One dimensional lattice.

Fields

• a: lattice spacing
• data

NoLattice{T}

Dummy 'lattice' for systems without spatial structure."

coord(L, I)

Coordinate of index I on the lattice L. I is either a tuple of integers, or an appropriate CartesianIndex.

index(L, p)

Index of the coordinate p closest to the nearest site on lattice L. p is a GeometryBasics.Point.

Coordination number of the lattice.

Dimension of the lattice. Functionally equivalent to ndims(lattice.data).

midpoint(L)

Return the index of the point nearest to the geometeric center of the lattice L.

midpointcoord(L)

Return the coordinate of the point nearest to the geometeric center of the lattice L.

neighbors(L::RealLattice, I)

Vector of neighbors of index I. ReturnsVector{CartesianIndex{dimension(L)}}``.

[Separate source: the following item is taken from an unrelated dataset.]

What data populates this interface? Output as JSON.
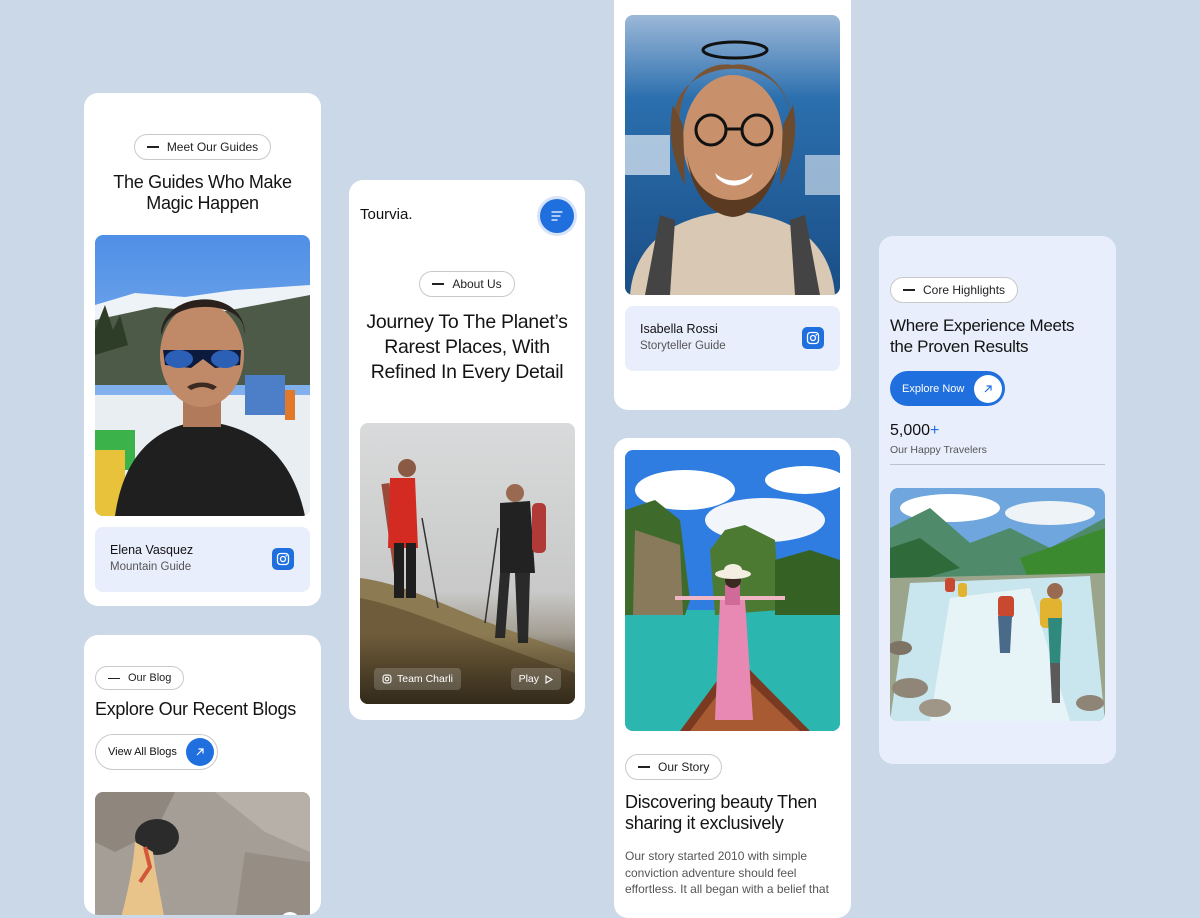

Does not check for bounds.

neighbors!(n, L, I)

In-place version of neighbors.

Use n = Neighbors(L) to allocate an appropriate vector.

nneighbors(L, I)

Boundary-aware number of nearest neighbors of site I on lattice L.

Example

julia> using GrowthDynamics.Lattices

julia> l = HexagonalLattice(1/2, ones(32,32))
HexagonalLattice{Float64, Matrix{Float64}}(0.5, [1.0 1.0 … 1.0 1.0; 1.0 1.0 … 1.0 1.0; … ; 1.0 1.0 … 1.0 1.0; 1.0 1.0 … 1.0 1.0])

julia> nneighbors(l, (5,5))
6

julia> nneighbors(l, (1,5))
4

julia> nneighbors(l, (1,1))
2

density(L::RealLattice{T}, I)

Calculates (occupied sites)/(no. of neighbors)

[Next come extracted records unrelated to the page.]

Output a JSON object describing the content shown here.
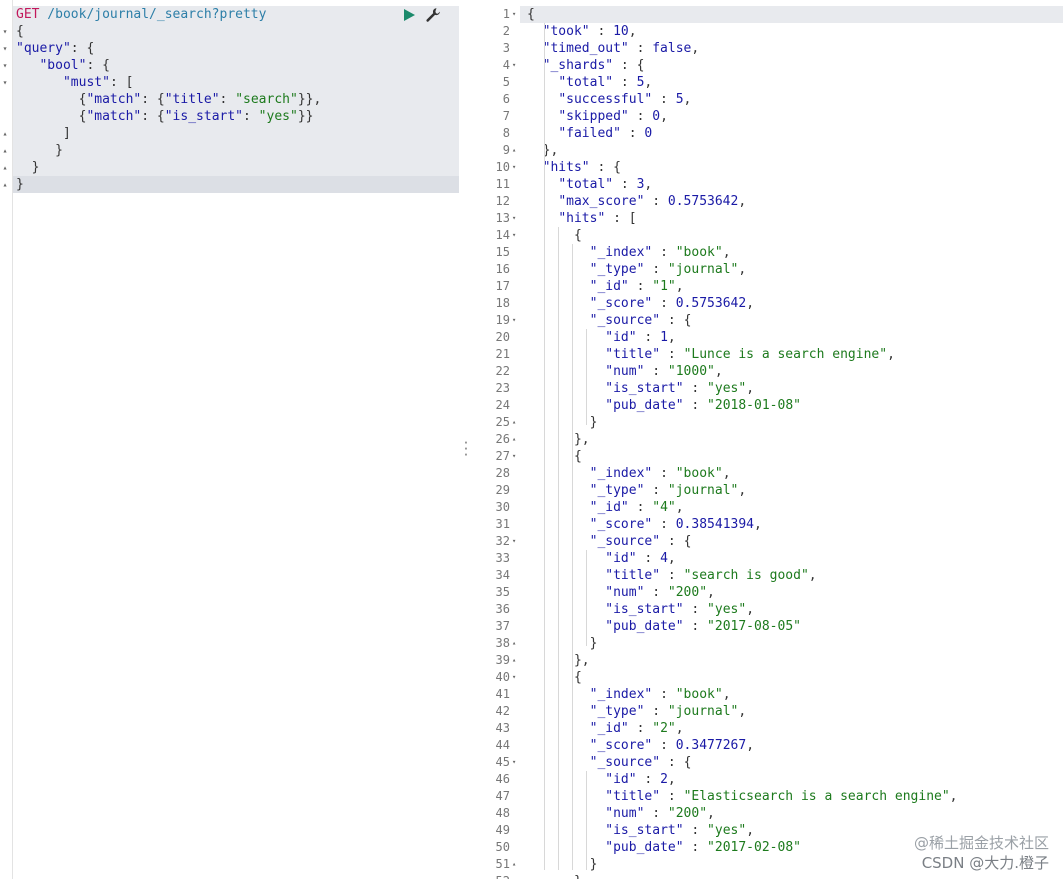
{
  "request": {
    "method": "GET",
    "url": "/book/journal/_search?pretty",
    "body_lines": [
      "{",
      "\"query\": {",
      "   \"bool\": {",
      "      \"must\": [",
      "        {\"match\": {\"title\": \"search\"}},",
      "        {\"match\": {\"is_start\": \"yes\"}}",
      "      ]",
      "     }",
      "  }",
      "}"
    ]
  },
  "toolbar": {
    "run_icon": "play-icon",
    "settings_icon": "wrench-icon"
  },
  "response": {
    "lines": [
      "{",
      "  \"took\" : 10,",
      "  \"timed_out\" : false,",
      "  \"_shards\" : {",
      "    \"total\" : 5,",
      "    \"successful\" : 5,",
      "    \"skipped\" : 0,",
      "    \"failed\" : 0",
      "  },",
      "  \"hits\" : {",
      "    \"total\" : 3,",
      "    \"max_score\" : 0.5753642,",
      "    \"hits\" : [",
      "      {",
      "        \"_index\" : \"book\",",
      "        \"_type\" : \"journal\",",
      "        \"_id\" : \"1\",",
      "        \"_score\" : 0.5753642,",
      "        \"_source\" : {",
      "          \"id\" : 1,",
      "          \"title\" : \"Lunce is a search engine\",",
      "          \"num\" : \"1000\",",
      "          \"is_start\" : \"yes\",",
      "          \"pub_date\" : \"2018-01-08\"",
      "        }",
      "      },",
      "      {",
      "        \"_index\" : \"book\",",
      "        \"_type\" : \"journal\",",
      "        \"_id\" : \"4\",",
      "        \"_score\" : 0.38541394,",
      "        \"_source\" : {",
      "          \"id\" : 4,",
      "          \"title\" : \"search is good\",",
      "          \"num\" : \"200\",",
      "          \"is_start\" : \"yes\",",
      "          \"pub_date\" : \"2017-08-05\"",
      "        }",
      "      },",
      "      {",
      "        \"_index\" : \"book\",",
      "        \"_type\" : \"journal\",",
      "        \"_id\" : \"2\",",
      "        \"_score\" : 0.3477267,",
      "        \"_source\" : {",
      "          \"id\" : 2,",
      "          \"title\" : \"Elasticsearch is a search engine\",",
      "          \"num\" : \"200\",",
      "          \"is_start\" : \"yes\",",
      "          \"pub_date\" : \"2017-02-08\"",
      "        }",
      "      }"
    ]
  },
  "watermark": {
    "line1": "@稀土掘金技术社区",
    "line2": "CSDN @大力.橙子"
  }
}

"Occupied" is defined as not equal to zero(T).

shell(L::CubicLattice, r, o=midpointcoord(L))

Return indices of shell of radius r around o.

isonshell(L::RealLattice, p, r, o)

Determine whether a lattice point p is on a shell with radius r wrt. the origin o. A shell is defined as the collection of points with |(p-o)|≤r+a/2 where a is the lattice spacing.

conicsection(L, points, Ω; axis, o)

Filter those points that lie within a conic section of opening angle Ω around axis emanating from origin o.